Second, a state-led commission of stakeholders would negotiate with Washington for federal administrative and possibly statutory changes that would apply within the state to achieve the stakeholder proposal developed at the state level.
Third, the state-federal negotiation would also focus on how savings would be shared between each sector within the state, including the federal government. The agreement would establish procedures for identifying and calculating savings.
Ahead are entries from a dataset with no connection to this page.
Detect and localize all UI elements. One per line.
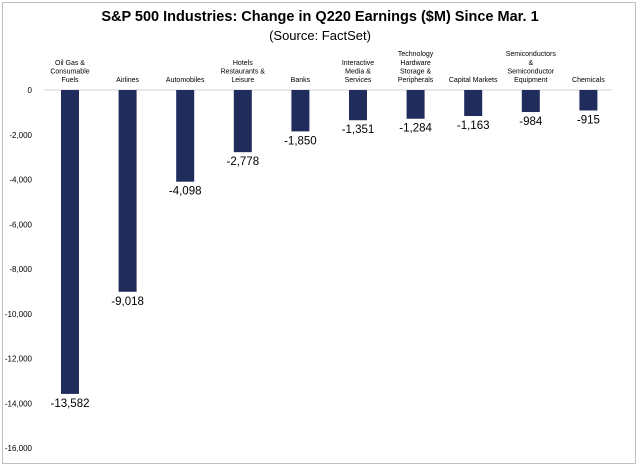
category-label-line: Equipment [514, 77, 548, 84]
y-tick-label: -8,000 [9, 265, 32, 274]
category-label-line: Airlines [116, 77, 139, 84]
y-tick-label: 0 [28, 86, 33, 95]
bar [579, 90, 598, 111]
category-label-line: Consumable [50, 68, 89, 75]
data-label: -1,850 [284, 135, 317, 147]
category-label-line: Banks [291, 77, 311, 84]
y-tick-label: -10,000 [5, 310, 33, 319]
category-label-line: Hardware [400, 60, 430, 67]
bar [291, 90, 310, 132]
category-label: Interactive Media & Services [342, 60, 374, 84]
bar [233, 90, 252, 153]
category-label: Automobiles [166, 77, 205, 84]
category-labels: Oil Gas & Consumable Fuels Airlines Automobi… [50, 51, 605, 84]
bar [406, 90, 425, 119]
category-label-line: Hotels [233, 60, 253, 67]
chart-frame [2, 2, 636, 464]
bar [176, 90, 195, 182]
category-label-line: Automobiles [166, 77, 205, 84]
category-label: Airlines [116, 77, 139, 84]
data-label: -984 [519, 116, 543, 128]
category-label: Oil Gas & Consumable Fuels [50, 60, 89, 84]
y-tick-label: -4,000 [9, 176, 32, 185]
category-label: Banks [291, 77, 311, 84]
category-label-line: Media & [345, 68, 371, 75]
data-label: -2,778 [226, 156, 259, 168]
category-label-line: Chemicals [572, 77, 605, 84]
category-label-line: Interactive [342, 60, 374, 67]
bar [349, 90, 367, 121]
category-label-line: Services [345, 77, 372, 84]
bar [118, 90, 137, 292]
bar [61, 90, 79, 394]
category-label-line: Peripherals [398, 77, 434, 84]
y-tick-label: -12,000 [5, 355, 33, 364]
category-label-line: Capital Markets [449, 77, 498, 84]
data-label: -915 [577, 114, 600, 126]
data-labels: -13,582 -9,018 -4,098 -2,778 -1,850 -1,351 -1,… [50, 114, 599, 409]
category-label-line: Leisure [231, 77, 254, 84]
bar [521, 90, 540, 113]
data-label: -4,098 [169, 186, 202, 198]
category-label-line: Storage & [400, 68, 431, 75]
category-label: Capital Markets [449, 77, 498, 84]
category-label: Semiconductors & Semiconductor Equipment [506, 51, 557, 84]
y-tick-label: -2,000 [9, 131, 32, 140]
data-label: -9,018 [111, 296, 144, 308]
data-label: -1,163 [457, 120, 490, 132]
data-label: -1,351 [342, 124, 375, 136]
y-axis: 0 -2,000 -4,000 -6,000 -8,000 -10,000 -12,000 -… [5, 86, 612, 453]
category-label: Technology Hardware Storage & Peripherals [398, 51, 434, 84]
category-label-line: Fuels [61, 77, 79, 84]
category-label-line: Oil Gas & [55, 60, 85, 67]
category-label-line: & [528, 60, 533, 67]
bars [61, 90, 598, 394]
category-label: Hotels Restaurants & Leisure [221, 60, 266, 84]
bar [464, 90, 483, 117]
data-label: -1,284 [399, 123, 432, 135]
category-label-line: Technology [398, 51, 434, 58]
category-label-line: Semiconductors [506, 51, 557, 58]
chart-title: S&P 500 Industries: Change in Q220 Earni… [101, 9, 539, 25]
data-label: -13,582 [50, 398, 89, 410]
chart-subtitle: (Source: FactSet) [269, 28, 371, 43]
category-label-line: Restaurants & [221, 68, 266, 75]
y-tick-label: -6,000 [9, 220, 32, 229]
category-label-line: Semiconductor [507, 68, 554, 75]
category-label: Chemicals [572, 77, 605, 84]
y-tick-label: -14,000 [5, 399, 33, 408]
y-tick-label: -16,000 [5, 444, 33, 453]
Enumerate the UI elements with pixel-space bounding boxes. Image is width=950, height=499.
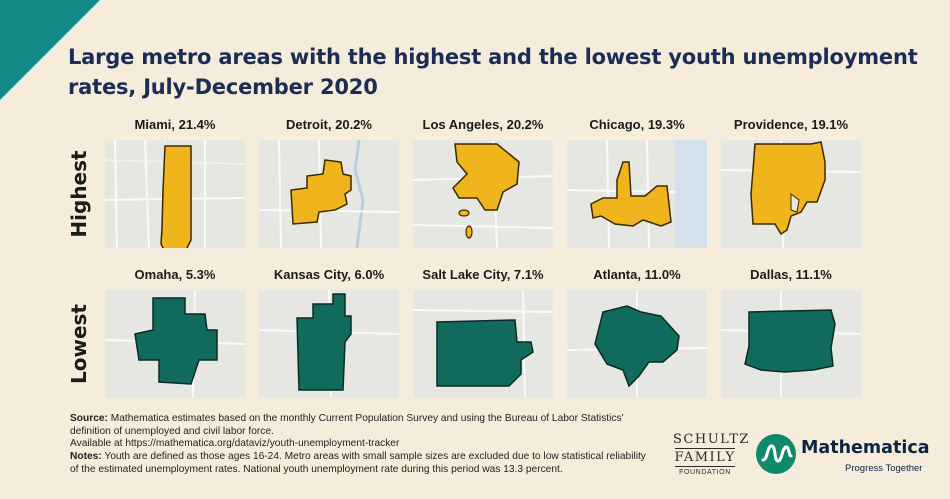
atlanta-map bbox=[567, 290, 707, 398]
los-angeles-map bbox=[413, 140, 553, 248]
map-label: Providence, 19.1% bbox=[733, 117, 849, 132]
chicago-map bbox=[567, 140, 707, 248]
schultz-line2: FAMILY bbox=[674, 450, 736, 465]
detroit-map bbox=[259, 140, 399, 248]
kansas-city-map bbox=[259, 290, 399, 398]
mathematica-tagline: Progress Together bbox=[845, 463, 923, 474]
kansas-city-shape bbox=[296, 293, 352, 391]
map-label: Los Angeles, 20.2% bbox=[422, 117, 544, 132]
source-note: Source: Mathematica estimates based on t… bbox=[70, 413, 655, 451]
map-card-detroit: Detroit, 20.2% bbox=[259, 116, 399, 248]
dallas-map bbox=[721, 290, 861, 398]
map-card-atlanta: Atlanta, 11.0% bbox=[567, 266, 707, 398]
omaha-map bbox=[105, 290, 245, 398]
notes-heading: Notes: bbox=[70, 451, 102, 462]
detroit-shape bbox=[290, 159, 352, 225]
map-label: Salt Lake City, 7.1% bbox=[422, 267, 544, 282]
schultz-line1: SCHULTZ bbox=[673, 432, 750, 447]
notes-note: Notes: Youth are defined as those ages 1… bbox=[70, 451, 655, 476]
schultz-line3: FOUNDATION bbox=[679, 469, 731, 476]
map-card-chicago: Chicago, 19.3% bbox=[567, 116, 707, 248]
map-card-dallas: Dallas, 11.1% bbox=[721, 266, 861, 398]
map-label: Atlanta, 11.0% bbox=[593, 267, 681, 282]
map-card-omaha: Omaha, 5.3% bbox=[105, 266, 245, 398]
map-label: Chicago, 19.3% bbox=[589, 117, 685, 132]
mathematica-logo-icon bbox=[756, 434, 796, 474]
source-heading: Source: bbox=[70, 413, 108, 424]
providence-shape bbox=[750, 141, 826, 236]
chicago-shape bbox=[590, 161, 672, 227]
notes-text: Youth are defined as those ages 16-24. M… bbox=[70, 451, 646, 475]
map-card-providence: Providence, 19.1% bbox=[721, 116, 861, 248]
los-angeles-shape bbox=[452, 143, 520, 211]
source-text: Mathematica estimates based on the month… bbox=[70, 413, 624, 437]
salt-lake-city-map bbox=[413, 290, 553, 398]
map-label: Miami, 21.4% bbox=[134, 117, 216, 132]
providence-map bbox=[721, 140, 861, 248]
omaha-shape bbox=[134, 297, 218, 385]
mathematica-name: Mathematica bbox=[801, 438, 930, 458]
salt-lake-city-shape bbox=[436, 319, 534, 387]
miami-map bbox=[105, 140, 245, 248]
miami-shape bbox=[160, 145, 192, 248]
map-label: Detroit, 20.2% bbox=[286, 117, 372, 132]
map-label: Dallas, 11.1% bbox=[750, 267, 832, 282]
map-card-kansas-city: Kansas City, 6.0% bbox=[259, 266, 399, 398]
atlanta-shape bbox=[594, 305, 680, 388]
mathematica-logo: Mathematica Progress Together bbox=[755, 433, 935, 483]
map-label: Omaha, 5.3% bbox=[134, 267, 216, 282]
map-card-salt-lake-city: Salt Lake City, 7.1% bbox=[413, 266, 553, 398]
dallas-shape bbox=[744, 309, 836, 373]
map-card-los-angeles: Los Angeles, 20.2% bbox=[413, 116, 553, 248]
source-link[interactable]: Available at https://mathematica.org/dat… bbox=[70, 438, 400, 449]
row-label-lowest: Lowest bbox=[67, 304, 91, 384]
map-label: Kansas City, 6.0% bbox=[273, 267, 385, 282]
page-title: Large metro areas with the highest and t… bbox=[68, 45, 918, 99]
schultz-family-foundation-logo: SCHULTZ FAMILY FOUNDATION bbox=[673, 432, 750, 478]
map-card-miami: Miami, 21.4% bbox=[105, 116, 245, 248]
corner-triangle bbox=[0, 0, 100, 100]
row-label-highest: Highest bbox=[67, 150, 91, 238]
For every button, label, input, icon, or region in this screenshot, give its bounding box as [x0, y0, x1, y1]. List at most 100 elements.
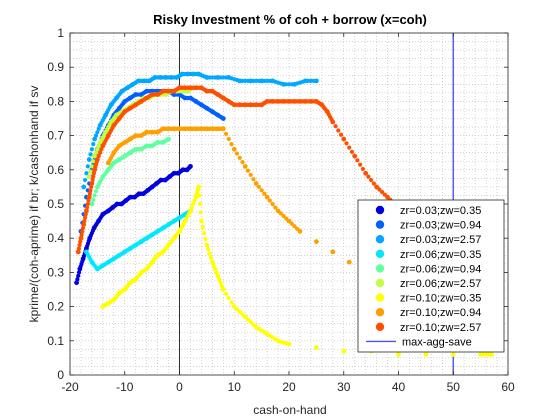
- data-point-fill: [203, 236, 208, 242]
- data-point-fill: [96, 154, 101, 159]
- data-point-fill: [237, 155, 242, 160]
- legend-marker: [375, 322, 385, 331]
- data-point-fill: [87, 191, 92, 196]
- data-point-fill: [212, 266, 218, 272]
- series-9: [75, 85, 412, 255]
- data-point-fill: [80, 229, 85, 234]
- data-point: [346, 259, 352, 265]
- data-point: [86, 174, 92, 180]
- data-point-fill: [98, 150, 103, 155]
- x-tick-label: -20: [61, 380, 79, 394]
- data-point-fill: [245, 317, 251, 322]
- data-point: [220, 287, 226, 292]
- data-point-fill: [379, 189, 385, 195]
- data-point: [199, 218, 204, 224]
- x-tick-label: 0: [176, 380, 183, 394]
- y-tick-label: 0.7: [47, 129, 64, 143]
- y-tick-label: 1: [57, 26, 64, 40]
- data-point-fill: [93, 150, 99, 155]
- data-point-fill: [371, 181, 376, 186]
- data-point-fill: [292, 224, 297, 229]
- legend-entry: zr=0.06;zw=2.57: [400, 278, 481, 290]
- data-point: [86, 194, 92, 200]
- y-tick-label: 0.5: [47, 197, 64, 211]
- chart-title: Risky Investment % of coh + borrow (x=co…: [153, 12, 427, 27]
- data-point-fill: [198, 210, 203, 215]
- data-point: [253, 181, 259, 186]
- legend-entry: zr=0.03;zw=0.94: [400, 220, 481, 232]
- data-point-fill: [349, 149, 355, 154]
- data-point: [220, 116, 226, 121]
- x-tick-label: -10: [116, 380, 134, 394]
- data-point-fill: [93, 189, 99, 194]
- series-7: [100, 184, 494, 357]
- legend-entry: zr=0.10;zw=0.94: [400, 307, 481, 319]
- series-8: [105, 126, 484, 289]
- data-point-fill: [197, 201, 203, 207]
- series-4: [84, 208, 193, 272]
- data-point-fill: [289, 221, 294, 226]
- data-point-fill: [262, 191, 267, 196]
- data-point: [92, 136, 98, 142]
- data-point-fill: [200, 224, 205, 230]
- data-point-fill: [208, 255, 214, 260]
- data-point-fill: [91, 174, 96, 179]
- data-point-fill: [223, 291, 229, 296]
- data-point: [86, 157, 92, 162]
- data-point: [166, 136, 171, 142]
- data-point-fill: [211, 263, 216, 268]
- legend-entry: zr=0.10;zw=2.57: [400, 322, 481, 334]
- data-point-fill: [88, 169, 93, 174]
- data-point-fill: [223, 131, 229, 136]
- data-point: [313, 239, 319, 245]
- legend-marker: [375, 308, 385, 317]
- data-point-fill: [84, 171, 89, 176]
- data-point: [220, 126, 226, 132]
- data-point-fill: [202, 230, 207, 236]
- data-point-fill: [75, 277, 80, 282]
- data-point-fill: [237, 309, 242, 314]
- y-tick-label: 0.4: [47, 231, 64, 245]
- data-point: [89, 201, 95, 207]
- data-point-fill: [197, 193, 202, 198]
- data-point-fill: [278, 211, 283, 216]
- data-point-fill: [360, 166, 366, 172]
- legend-entry: max-agg-save: [402, 336, 472, 348]
- x-tick-label: 30: [337, 380, 351, 394]
- data-points: [74, 71, 494, 357]
- data-point-fill: [217, 277, 222, 282]
- data-point-fill: [256, 184, 261, 189]
- data-point: [352, 153, 358, 159]
- legend-marker: [375, 205, 385, 215]
- legend-marker: [375, 278, 385, 288]
- data-point: [450, 352, 456, 357]
- y-tick-label: 0.2: [47, 300, 64, 314]
- data-point-fill: [82, 215, 88, 220]
- data-point: [89, 181, 95, 186]
- data-point-fill: [82, 177, 88, 183]
- data-point: [330, 249, 336, 255]
- data-point: [231, 146, 237, 152]
- data-point-fill: [333, 124, 338, 129]
- data-point-fill: [358, 162, 363, 167]
- data-point-fill: [248, 172, 253, 178]
- data-point: [297, 228, 303, 234]
- data-point-fill: [344, 141, 349, 146]
- x-tick-label: 50: [447, 380, 461, 394]
- data-point-fill: [226, 295, 231, 301]
- data-point: [242, 163, 248, 169]
- data-point: [84, 208, 89, 214]
- data-point: [341, 348, 347, 354]
- series-3: [81, 71, 319, 190]
- y-axis-label: kprime/(coh-aprime) if br; k/cashonhand …: [27, 86, 41, 323]
- data-point-fill: [89, 164, 94, 169]
- y-tick-label: 0.9: [47, 60, 64, 74]
- series-1: [74, 163, 193, 286]
- x-tick-label: 60: [501, 380, 515, 394]
- data-point: [196, 184, 202, 190]
- data-point-fill: [91, 159, 96, 164]
- y-tick-label: 0.6: [47, 163, 64, 177]
- data-point: [75, 249, 81, 255]
- data-point: [74, 280, 79, 286]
States already seem willing to take the initiative in advancing cost control. For instance, just this January, Nebraska launched a Medicaid medical home pilot that grew out of a state-sponsored council of private and public stakeholders. Virginia also has a vibrant public-private stakeholder center to promote innovation and efficiency. Maryland has for for many years used a state commission, with several private stakeholders, to negotiate state-wide regulations and initiatives in an effort to slow costs and boost efficiency. And the first recommendation of the State Health Care Cost Containment Commission calls on states to create alliances of stakeholders to lead change.
In the current political standoff in Washington, there seems little prospect of Congress agreeing to structural changes in the ACA, even if problems mount and costs rise. It is time to see state-led innovation and adaptation as not just a political way out for both parties but also as the best way to achieve continuous health reform.